New market dynamics needed for second-line TB drugs, say MSF and The Union

23 March 2011 - Paris - Médecins Sans Frontières (MSF) and the International Union against Tuberculosis and Lung Disease have released a report that provides a detailed overview of the market for drug-resistant tuberculosis (DR-TB) treatment.

The report, DR-TB drugs under the microscope, points to the limited availability and high cost of quality-assured second-line medicines. For many DR-TB medicines, the report says, the sustainability of drug supply is constantly under threat and therefore extremely vulnerable to disruption. "For some medicines, there is only one quality-assured source, while for others there may be several but they all rely on a single source of the active pharmaceutical ingredient required to make the drug," it states.

The report emphasizes that at present only a small percentage of people with drug-resistant TB are accessing high-quality drugs. And with only small numbers of patients on treatment, demand for DR-TB drugs is low, and the market for the development and production of DR-TB drugs remains unattractive.

This creates a vicious circle with limited drug supplies hindering the scale up of DR-TB treatment. As demand stays low, there is little incentive either for new producers to enter the market or for existing producers to invest in meeting WHO quality standards or increasing production capacity.

Low demand for DR-TB drugs is also caused by the difficulties surrounding diagnosis - only 11% of 440,000 new MDR-TB cases were detected in 2009, the report says. Until now, it has taken up to three months to determine a patient's precise drug-resistance profile, and diagnosis of TB is especially complicated in both people living with HIV/AIDS and children.

However, a new diagnostic tool based on molecular technology could help break the vicious circle by dramatically shortening the time it takes to determine whether someone has TB to 90 minutes.

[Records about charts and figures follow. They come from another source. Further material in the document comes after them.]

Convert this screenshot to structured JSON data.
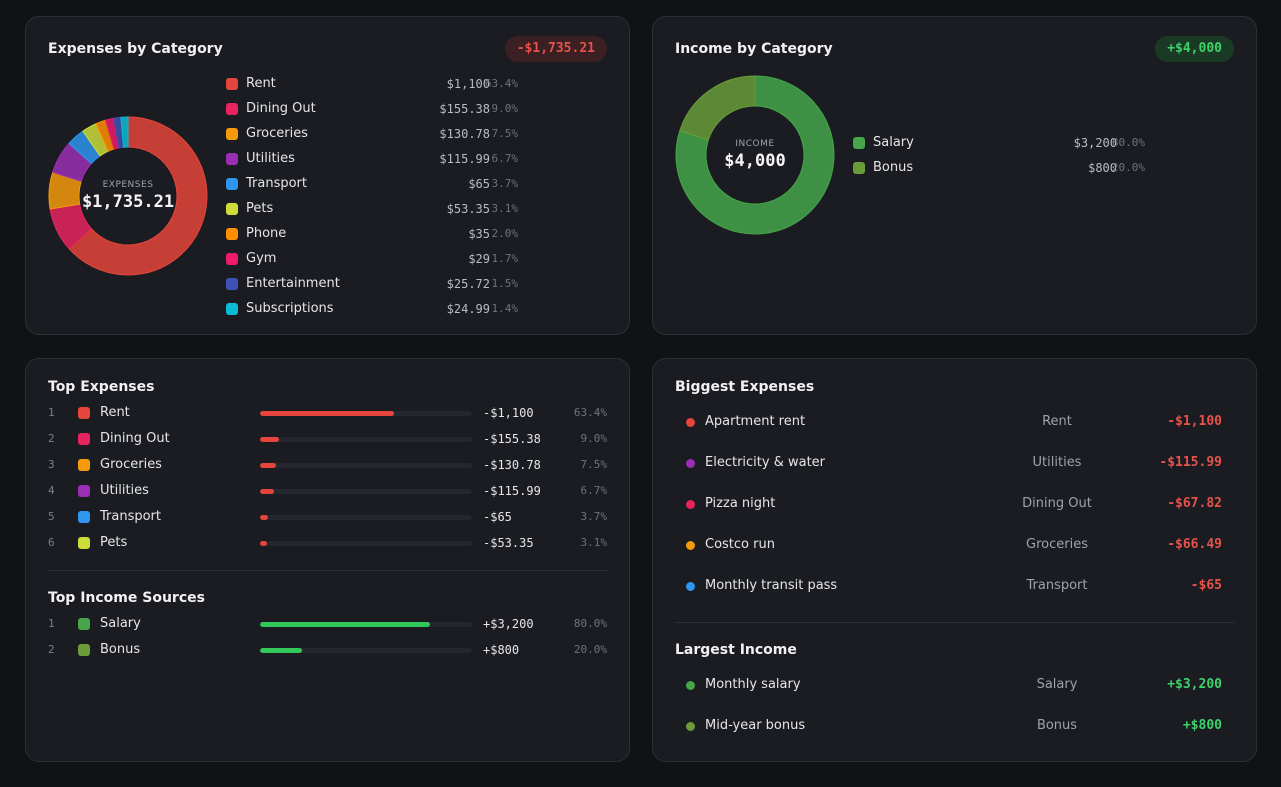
{
  "expenses_by_category": {
    "title": "Expenses by Category",
    "total_badge": "-$1,735.21",
    "center_caption": "EXPENSES",
    "center_total": "$1,735.21",
    "items": [
      {
        "label": "Rent",
        "amount": "$1,100",
        "percent": "63.4%",
        "value": 1100,
        "color": "#e5453b"
      },
      {
        "label": "Dining Out",
        "amount": "$155.38",
        "percent": "9.0%",
        "value": 155.38,
        "color": "#e8245f"
      },
      {
        "label": "Groceries",
        "amount": "$130.78",
        "percent": "7.5%",
        "value": 130.78,
        "color": "#f59a0c"
      },
      {
        "label": "Utilities",
        "amount": "$115.99",
        "percent": "6.7%",
        "value": 115.99,
        "color": "#9b2fb3"
      },
      {
        "label": "Transport",
        "amount": "$65",
        "percent": "3.7%",
        "value": 65,
        "color": "#2f95ee"
      },
      {
        "label": "Pets",
        "amount": "$53.35",
        "percent": "3.1%",
        "value": 53.35,
        "color": "#cddc39"
      },
      {
        "label": "Phone",
        "amount": "$35",
        "percent": "2.0%",
        "value": 35,
        "color": "#ff8f00"
      },
      {
        "label": "Gym",
        "amount": "$29",
        "percent": "1.7%",
        "value": 29,
        "color": "#f01a6a"
      },
      {
        "label": "Entertainment",
        "amount": "$25.72",
        "percent": "1.5%",
        "value": 25.72,
        "color": "#3f51b5"
      },
      {
        "label": "Subscriptions",
        "amount": "$24.99",
        "percent": "1.4%",
        "value": 24.99,
        "color": "#0bbcd4"
      }
    ]
  },
  "income_by_category": {
    "title": "Income by Category",
    "total_badge": "+$4,000",
    "center_caption": "INCOME",
    "center_total": "$4,000",
    "items": [
      {
        "label": "Salary",
        "amount": "$3,200",
        "percent": "80.0%",
        "value": 3200,
        "color": "#45a64a"
      },
      {
        "label": "Bonus",
        "amount": "$800",
        "percent": "20.0%",
        "value": 800,
        "color": "#6a9c3a"
      }
    ]
  },
  "top_expenses": {
    "title": "Top Expenses",
    "items": [
      {
        "rank": "1",
        "label": "Rent",
        "amount": "-$1,100",
        "percent": "63.4%",
        "share": 0.634,
        "color": "#e5453b"
      },
      {
        "rank": "2",
        "label": "Dining Out",
        "amount": "-$155.38",
        "percent": "9.0%",
        "share": 0.09,
        "color": "#e8245f"
      },
      {
        "rank": "3",
        "label": "Groceries",
        "amount": "-$130.78",
        "percent": "7.5%",
        "share": 0.075,
        "color": "#f59a0c"
      },
      {
        "rank": "4",
        "label": "Utilities",
        "amount": "-$115.99",
        "percent": "6.7%",
        "share": 0.067,
        "color": "#9b2fb3"
      },
      {
        "rank": "5",
        "label": "Transport",
        "amount": "-$65",
        "percent": "3.7%",
        "share": 0.037,
        "color": "#2f95ee"
      },
      {
        "rank": "6",
        "label": "Pets",
        "amount": "-$53.35",
        "percent": "3.1%",
        "share": 0.031,
        "color": "#cddc39"
      }
    ],
    "bar_color": "#e5453b"
  },
  "top_income": {
    "title": "Top Income Sources",
    "items": [
      {
        "rank": "1",
        "label": "Salary",
        "amount": "+$3,200",
        "percent": "80.0%",
        "share": 0.8,
        "color": "#45a64a"
      },
      {
        "rank": "2",
        "label": "Bonus",
        "amount": "+$800",
        "percent": "20.0%",
        "share": 0.2,
        "color": "#6a9c3a"
      }
    ],
    "bar_color": "#31c75a"
  },
  "biggest_expenses": {
    "title": "Biggest Expenses",
    "items": [
      {
        "label": "Apartment rent",
        "category": "Rent",
        "amount": "-$1,100",
        "color": "#e5453b"
      },
      {
        "label": "Electricity & water",
        "category": "Utilities",
        "amount": "-$115.99",
        "color": "#9b2fb3"
      },
      {
        "label": "Pizza night",
        "category": "Dining Out",
        "amount": "-$67.82",
        "color": "#e8245f"
      },
      {
        "label": "Costco run",
        "category": "Groceries",
        "amount": "-$66.49",
        "color": "#f59a0c"
      },
      {
        "label": "Monthly transit pass",
        "category": "Transport",
        "amount": "-$65",
        "color": "#2f95ee"
      }
    ]
  },
  "largest_income": {
    "title": "Largest Income",
    "items": [
      {
        "label": "Monthly salary",
        "category": "Salary",
        "amount": "+$3,200",
        "color": "#45a64a"
      },
      {
        "label": "Mid-year bonus",
        "category": "Bonus",
        "amount": "+$800",
        "color": "#6a9c3a"
      }
    ]
  }
}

It can also determine whether a patient is resistant to one of the main first-line drugs to treat TB.

"If the new test is implemented more widely, improved diagnosis could contribute to the level of increased demand needed to make the DR-TB drug market more attractive to drug developers and manufacturers. This, in turn, could lead to additional suppliers entering the market and seeking WHO quality assurance, and prices decreasing," the report states, concluding that a number of targeted interventions are also needed to stimulate the MDR-TB drug market.